Namun dalam konteks Indonesia—dengan sejarah panjang relasi sipil dan militer—kita tak bisa menutup mata. Mengapa TNI kini ikut masuk dalam skema pelindungan jaksa?
Pasal 9 Perpres ini menyebut bahwa pelindungan oleh TNI dapat dilakukan dalam bentuk pengawalan dan dukungan terhadap institusi kejaksaan, bahkan dalam hal-hal yang bersifat strategis. Jika tidak dibaca secara kritis, kata “strategis” bisa menjadi karpet merah bagi tafsir yang sangat luas.
Apakah ini bagian dari penguatan sistem hukum? Atau justru sinyal bahwa kekuasaan hukum akan lebih terkonsolidasi, bukan hanya oleh hukum, tapi juga oleh kekuatan?
Tugas Suci Tak Selalu Butuh Tameng Besi
Kita tentu ingin para jaksa dapat bekerja dengan tenang. Tapi kita juga ingin sistem hukum bekerja dalam kendali sipil yang transparan. Kita tak ingin hukum dijalankan dalam bayang-bayang kekuatan bersenjata.
Perpres ini menunjukkan niat baik. Tapi niat baik saja tidak cukup. Dalam tata kelola publik, niat baik tanpa sistem kontrol hanya akan melahirkan konsekuensi tak terbayangkan.

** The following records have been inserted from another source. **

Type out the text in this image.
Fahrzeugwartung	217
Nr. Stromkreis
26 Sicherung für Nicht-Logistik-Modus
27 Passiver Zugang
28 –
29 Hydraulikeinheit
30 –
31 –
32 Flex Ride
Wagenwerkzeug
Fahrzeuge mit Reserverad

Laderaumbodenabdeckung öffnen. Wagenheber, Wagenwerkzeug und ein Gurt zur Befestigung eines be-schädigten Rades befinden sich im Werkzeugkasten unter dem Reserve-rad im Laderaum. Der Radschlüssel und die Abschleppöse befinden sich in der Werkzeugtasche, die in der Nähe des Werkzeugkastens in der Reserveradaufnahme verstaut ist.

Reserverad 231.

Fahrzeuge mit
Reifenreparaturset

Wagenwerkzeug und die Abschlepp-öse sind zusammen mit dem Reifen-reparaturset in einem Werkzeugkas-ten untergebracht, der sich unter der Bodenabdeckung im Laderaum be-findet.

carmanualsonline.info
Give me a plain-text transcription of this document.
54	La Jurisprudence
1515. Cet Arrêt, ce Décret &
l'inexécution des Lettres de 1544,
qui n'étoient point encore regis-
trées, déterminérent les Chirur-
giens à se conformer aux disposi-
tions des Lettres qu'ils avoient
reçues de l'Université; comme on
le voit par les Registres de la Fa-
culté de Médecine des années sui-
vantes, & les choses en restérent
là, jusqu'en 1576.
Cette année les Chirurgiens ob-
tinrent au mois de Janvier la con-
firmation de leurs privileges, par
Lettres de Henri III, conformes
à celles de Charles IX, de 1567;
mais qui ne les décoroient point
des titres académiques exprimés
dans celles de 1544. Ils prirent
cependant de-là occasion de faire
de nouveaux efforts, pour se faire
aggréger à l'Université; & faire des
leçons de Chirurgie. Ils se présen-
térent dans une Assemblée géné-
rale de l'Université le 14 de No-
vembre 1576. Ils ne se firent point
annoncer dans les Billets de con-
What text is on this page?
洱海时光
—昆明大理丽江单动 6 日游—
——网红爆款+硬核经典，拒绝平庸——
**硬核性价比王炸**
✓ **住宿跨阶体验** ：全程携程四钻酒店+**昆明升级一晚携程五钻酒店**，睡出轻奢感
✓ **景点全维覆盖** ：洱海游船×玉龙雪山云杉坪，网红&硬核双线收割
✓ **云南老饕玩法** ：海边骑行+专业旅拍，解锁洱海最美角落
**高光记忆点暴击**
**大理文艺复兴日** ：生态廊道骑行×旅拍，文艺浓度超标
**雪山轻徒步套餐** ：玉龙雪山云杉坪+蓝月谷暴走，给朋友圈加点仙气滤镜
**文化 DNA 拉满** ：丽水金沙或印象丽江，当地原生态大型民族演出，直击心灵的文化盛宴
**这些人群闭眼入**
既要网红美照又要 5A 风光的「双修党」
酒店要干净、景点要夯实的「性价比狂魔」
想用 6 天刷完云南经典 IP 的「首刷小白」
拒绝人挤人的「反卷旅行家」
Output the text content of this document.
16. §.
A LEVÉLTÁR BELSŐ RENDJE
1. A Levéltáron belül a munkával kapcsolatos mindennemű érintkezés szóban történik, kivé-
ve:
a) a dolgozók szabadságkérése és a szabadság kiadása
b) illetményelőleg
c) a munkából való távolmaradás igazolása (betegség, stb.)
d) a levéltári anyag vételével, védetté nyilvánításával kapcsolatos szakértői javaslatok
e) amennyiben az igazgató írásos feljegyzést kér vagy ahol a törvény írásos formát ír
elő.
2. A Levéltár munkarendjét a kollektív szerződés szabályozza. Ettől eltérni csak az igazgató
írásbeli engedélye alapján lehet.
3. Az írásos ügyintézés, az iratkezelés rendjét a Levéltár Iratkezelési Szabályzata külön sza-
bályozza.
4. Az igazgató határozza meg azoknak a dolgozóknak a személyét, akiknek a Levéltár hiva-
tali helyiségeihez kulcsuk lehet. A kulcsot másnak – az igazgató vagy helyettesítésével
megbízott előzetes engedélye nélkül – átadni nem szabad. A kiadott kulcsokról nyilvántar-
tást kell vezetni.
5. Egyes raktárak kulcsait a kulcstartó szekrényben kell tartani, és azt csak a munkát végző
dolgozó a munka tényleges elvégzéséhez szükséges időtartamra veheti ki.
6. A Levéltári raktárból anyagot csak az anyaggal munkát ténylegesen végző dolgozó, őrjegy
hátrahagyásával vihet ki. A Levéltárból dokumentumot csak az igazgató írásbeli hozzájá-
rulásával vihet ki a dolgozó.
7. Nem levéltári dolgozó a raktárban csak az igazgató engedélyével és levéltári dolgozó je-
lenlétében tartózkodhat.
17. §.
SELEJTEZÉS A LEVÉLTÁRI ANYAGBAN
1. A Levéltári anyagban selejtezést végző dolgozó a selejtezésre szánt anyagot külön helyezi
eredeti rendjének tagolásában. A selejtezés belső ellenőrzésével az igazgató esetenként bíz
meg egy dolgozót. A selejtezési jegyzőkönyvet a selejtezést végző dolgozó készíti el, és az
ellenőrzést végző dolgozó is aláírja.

Terlebih, dalam Perpres ini disebutkan bahwa pendanaan pelindungan dapat bersumber dari “pihak lain yang sah dan tidak mengikat.” Lho, apakah ini berarti bisa berasal dari sponsor? Donatur? Institusi swasta? Ini membuka ruang gelap yang tak kalah berbahaya.
Kejaksaan, BIN, dan BAIS TNI
Perpres ini juga membuka ruang kerja sama antara Kejaksaan, BIN, dan BAIS TNI dalam hal pelatihan serta pertukaran data. Ini langkah penting, sebab penegakan hukum memang tak bisa lagi mengandalkan kekuatan reaktif semata. Diperlukan informasi dini, akurasi data, dan kesiapan respons.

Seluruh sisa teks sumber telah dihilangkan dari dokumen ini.